Joe looked at him. “She seemed nice to me.”
“You have her, then. You could do with a woman in here.”
Breen put on his coat.
Joe tutted. “Expect she’d had enough of you, anyway.”
“Is all this part of your charm offensive?”
“Bugger off home to bed, Paddy. You’re like a stone in a shoe.”
The night was cold, the pavement slippery from dead leaves. He walked back slowly, let himself in and switched on the light. His two-bedroom flat seemed unlived in, despite the mess. The living-room floor was particularly bad now, the floor covered with pieces of paper. He missed the cozy domestic muddle of the Tozers’ house. The women’s things he had never lived with. Lace doilies on shelves. Pictures chosen simply because they were nice. Dried flowers.
He looked at all the mess of paper. The single sheets had turned into piles around the room. Laid out. Organized. Arranged. Rearranged. Some words underlined. Others crossed out. Maps. Lists. Questions. Photographs of Morwenna Sullivan, alive and dead. A drawing he’d made of Alexandra Tozer in her John Lennon hat. Sometimes he moved them deliberately, like a chess player moving his pieces. Other times he shifted a pile randomly to see if it would make any sense in a different place in the room.
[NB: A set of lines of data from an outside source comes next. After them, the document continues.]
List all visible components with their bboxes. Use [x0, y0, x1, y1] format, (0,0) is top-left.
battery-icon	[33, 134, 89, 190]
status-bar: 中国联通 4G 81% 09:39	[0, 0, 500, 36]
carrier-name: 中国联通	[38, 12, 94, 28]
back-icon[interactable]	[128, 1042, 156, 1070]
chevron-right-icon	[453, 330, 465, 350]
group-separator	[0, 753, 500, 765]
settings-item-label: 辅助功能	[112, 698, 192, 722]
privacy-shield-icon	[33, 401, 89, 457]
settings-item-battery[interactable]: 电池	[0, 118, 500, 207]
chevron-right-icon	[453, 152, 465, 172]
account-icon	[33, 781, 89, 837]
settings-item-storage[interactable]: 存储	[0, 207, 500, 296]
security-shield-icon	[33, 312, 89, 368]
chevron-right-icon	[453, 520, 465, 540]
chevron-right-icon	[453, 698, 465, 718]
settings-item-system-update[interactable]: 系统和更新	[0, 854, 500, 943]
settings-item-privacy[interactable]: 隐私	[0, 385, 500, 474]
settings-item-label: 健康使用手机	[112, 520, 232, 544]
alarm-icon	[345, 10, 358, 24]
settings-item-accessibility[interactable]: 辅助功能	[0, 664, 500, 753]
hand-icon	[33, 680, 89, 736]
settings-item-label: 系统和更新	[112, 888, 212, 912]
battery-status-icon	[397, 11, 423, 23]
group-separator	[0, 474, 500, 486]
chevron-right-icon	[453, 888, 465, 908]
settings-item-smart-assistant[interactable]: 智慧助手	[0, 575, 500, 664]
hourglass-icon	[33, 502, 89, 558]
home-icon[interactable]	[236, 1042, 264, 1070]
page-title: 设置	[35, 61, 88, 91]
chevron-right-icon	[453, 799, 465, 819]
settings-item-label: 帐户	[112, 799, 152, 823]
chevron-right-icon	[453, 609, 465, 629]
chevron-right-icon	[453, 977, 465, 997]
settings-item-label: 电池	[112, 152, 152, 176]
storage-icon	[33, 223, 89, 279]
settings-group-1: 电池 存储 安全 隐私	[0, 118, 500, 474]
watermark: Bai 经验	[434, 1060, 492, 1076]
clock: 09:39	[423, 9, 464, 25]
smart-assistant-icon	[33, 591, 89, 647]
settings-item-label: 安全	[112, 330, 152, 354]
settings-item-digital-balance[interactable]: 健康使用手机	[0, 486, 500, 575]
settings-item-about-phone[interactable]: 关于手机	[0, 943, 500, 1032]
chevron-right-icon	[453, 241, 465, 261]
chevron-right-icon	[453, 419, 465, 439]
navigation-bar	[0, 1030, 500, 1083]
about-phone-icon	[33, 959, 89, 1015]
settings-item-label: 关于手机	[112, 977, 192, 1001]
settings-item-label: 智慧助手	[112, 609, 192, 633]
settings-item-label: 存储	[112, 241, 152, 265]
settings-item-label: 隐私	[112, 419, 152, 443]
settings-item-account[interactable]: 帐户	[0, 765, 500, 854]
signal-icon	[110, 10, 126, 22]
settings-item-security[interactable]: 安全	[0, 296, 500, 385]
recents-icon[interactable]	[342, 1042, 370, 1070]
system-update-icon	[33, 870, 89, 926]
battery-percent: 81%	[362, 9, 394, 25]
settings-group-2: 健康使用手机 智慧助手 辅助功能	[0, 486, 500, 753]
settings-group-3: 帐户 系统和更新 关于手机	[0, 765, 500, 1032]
Breen tiptoed carefully through the paper and took his place in the chair, surveying his work. He wondered if he should call Constable Tozer tomorrow. A couple of times in the last week he had put his hand on the receiver to call Harrow Road and ask to speak to her, but he hadn’t dialed the number. He wasn’t sure what he’d say.
From where he sat now, the sheets of paper radiated outwards in circles. On the pile straight in front of the chair was one titled “Major Sullivan.” There was an empty space between that and another single sheet that said: “Morwenna Sullivan. Killed 13 October.” He stared at the empty floor space as if waiting for it to speak to him.